A young girl asked one of the guys in the bullpen if he was married. “Yeah,” he said, “but I’m not a fanatic about it.”

Mike Marshall said he learned something important tonight. He went to Curt Rayer, the trainer, and asked him to put some hot stuff on his arm. “I think it’s a little tired,” Marshall said.

It wasn’t two minutes later that Rayer was in Schultz’s office telling him that Marshall had a tired arm. It was good information. I mean, you know there’s always a pipeline on a club. The trick is to find out who it is. When Johnny Keane was manager of the Yankees his spy was Vern Benson, the coach. We called him “Radar” because he always seemed to have an ear in our conversations. O’Donoghue says that in Cleveland it’s George Strickland, the coach, who is called Pipeline.

And when I talked to my wife tonight she said the last time the wives got together one of the coach’s wives (my wife insists we don’t tell which) said some things she probably shouldn’t have—namely that Curt Rayer was the guy on the club who was telling Milkes and Schultz which guys stay out late and which guys fool around and which guys spend a lot of time in the trainers room.
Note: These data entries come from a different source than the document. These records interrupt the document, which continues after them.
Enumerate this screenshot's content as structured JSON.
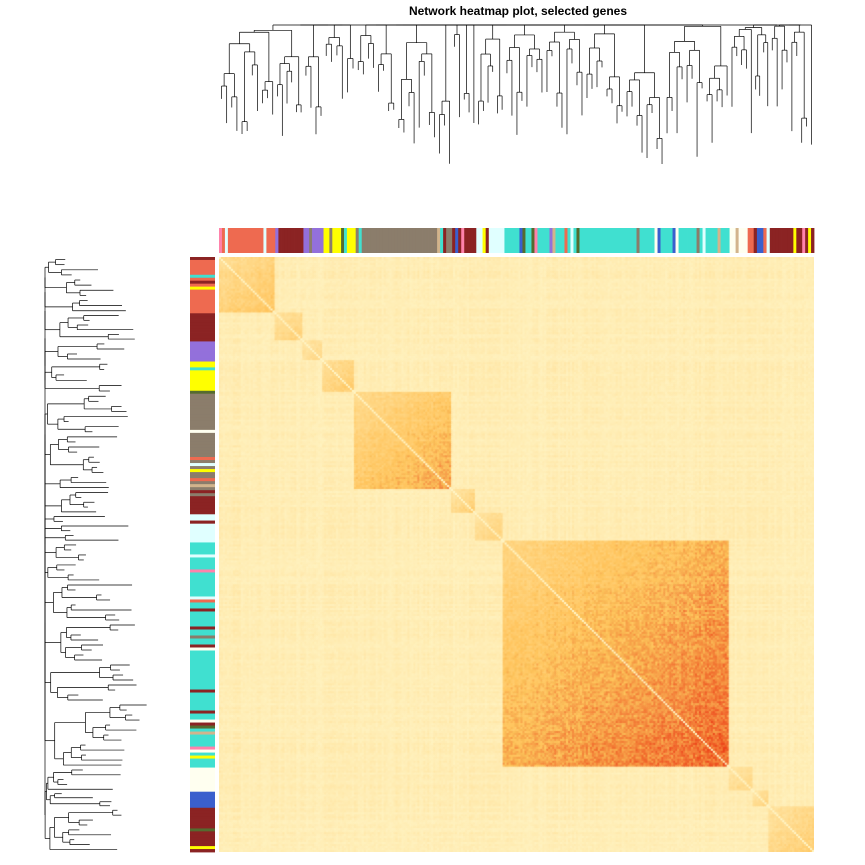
{
  "title": "Network heatmap plot, selected genes",
  "chart_data": {
    "type": "heatmap",
    "title": "Network heatmap plot, selected genes",
    "matrix": "symmetric gene-gene topological overlap matrix",
    "diagonal_direction": "top-left to bottom-right",
    "color_scale": {
      "low": "#fff6c8",
      "mid": "#fbc35a",
      "high": "#e81c05"
    },
    "row_dendrogram": "left",
    "column_dendrogram": "top",
    "module_color_bars": [
      "top",
      "left"
    ],
    "module_colors": {
      "brown": "#8b2323",
      "salmon": "#ee6a50",
      "yellow": "#ffff00",
      "grey60": "#8b7d6b",
      "turquoise": "#40e0d0",
      "blue": "#3a5fcd",
      "purple": "#9370db",
      "ivory": "#fffff0",
      "lightcyan": "#e0ffff",
      "tan": "#d2b48c",
      "darkgreen": "#556b2f",
      "pink": "#ff82ab"
    },
    "modules": [
      {
        "color": "salmon",
        "size": 70,
        "strength": 0.45
      },
      {
        "color": "brown",
        "size": 35,
        "strength": 0.35
      },
      {
        "color": "purple",
        "size": 25,
        "strength": 0.3
      },
      {
        "color": "yellow",
        "size": 40,
        "strength": 0.4
      },
      {
        "color": "grey60",
        "size": 120,
        "strength": 0.62
      },
      {
        "color": "brown",
        "size": 30,
        "strength": 0.35
      },
      {
        "color": "lightcyan",
        "size": 35,
        "strength": 0.3
      },
      {
        "color": "turquoise",
        "size": 280,
        "strength": 0.82
      },
      {
        "color": "ivory",
        "size": 30,
        "strength": 0.25
      },
      {
        "color": "blue",
        "size": 20,
        "strength": 0.3
      },
      {
        "color": "brown",
        "size": 55,
        "strength": 0.38
      }
    ]
  }
}
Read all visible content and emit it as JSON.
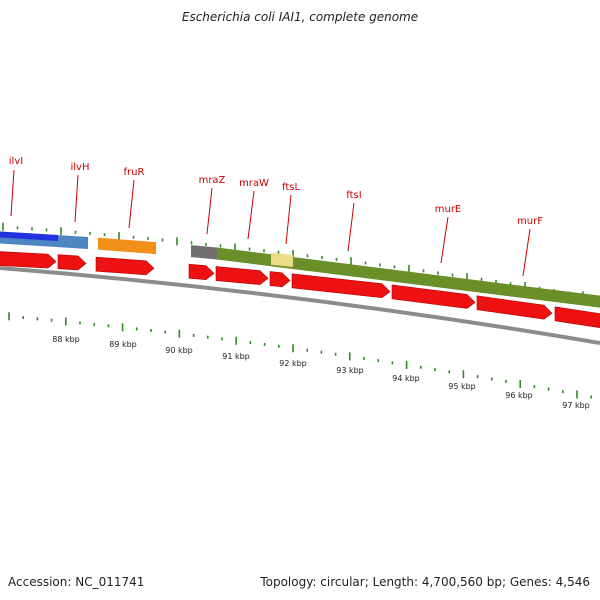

She also said that there were a couple of deals on the fire, one of them involving Comer and the other Ray Oyler. Now I sort of understand how Milkes and Schultz feel. It’s nice to have your own pipeline.

JUNE
9

Detroit

I asked Eddie O’Brien if he’d talked to Joe Schultz recently.

“Yeah,” he said. “And I’m not going to be catching knuckleballs. It’s not my job.”

I was dumbfounded. “Did Joe say that?” I said. In moments of tension my voice has a tendency to rise. I must have sounded like a girl with a short skirt in a high wind.

“Well, I talked it over with the coaches and they agreed that I’m not going to be able to keep my head in the game and check on what’s happening in the field and be able to answer the telephone in a split second if I’m spending all my time catching that goddam knuckleball.”

“You didn’t talk to Joe,” I said.

“Well, for a minute. He said I could do whatever I wanted as long as I didn’t let it interfere with my job. And I think catching knuckleballs would interfere with my job.”

“What job is that?” I said gently. “You haven’t
got
a job. All you do is go over to that ballbag and hand everybody a ball and then you sit there and watch the game. When the telephone rings you jump up and tell somebody to warm up. That’s your whole goddam job. A monkey could do your job.” And as I talked I got angrier. There was a corner of my mind that calmly told me to shut up, but I was able to ignore it. I was having too good a time. “You know what you do on this club?” I continued. “More harm than good. You get guys pissed off at you and you don’t contribute a thing.”

“We’ve got trained, professional catchers here,” O’Brien said. “They’re here to catch and that’s their job. I’ve got my own job and I’m going to do it and that’s the way it’s going to be for as long as
you’ll
be around.”

“Oh boy, a threat,” I said. “But I got news for you. You’re not going to be here too long yourself. You just better hope one of these catchers doesn’t get hurt. Because if he does, it’s going to be your ass.”

After the game Sal said, “Joe wants to see you in his office.” He meant me.

“Oh, oh,” said Brabender, who was standing next to me. “What do you think it is, J.B.?”

“I don’t know, Bender,” I said.

“I bet you O’Brien went in and told him,” Talbot said. Fred was there during my talk with O’Brien, and I’d felt bad about that. Some things should be said in private, but baseball isn’t a very private game.

When I walked into his office, Schultz gave me a dirty look.

“What’s this about you getting on O’Brien?” he said.

“Joe,” I said sincerely, “I’ve been trying for some time now to work out an arrangement so that the two catchers don’t have to catch my knuckleball as often as I have to throw it. They don’t like to catch it and I don’t blame them. O’Brien should be catching it and he’s trying to get out of it.”

“Jim, you got to learn to get along with the coaches,” Joe said. “If you got any problems with them, you come to me.”

“I didn’t want to bother you, Joe,” I said. “That’s why I tried to deal through Eddie. You got enough things on your mind without being bugged about who’s supposed to warm up what pitcher.”

It was at about this point that Joe Schultz started to smile. I couldn’t tell whether he was smiling with me or laughing at me.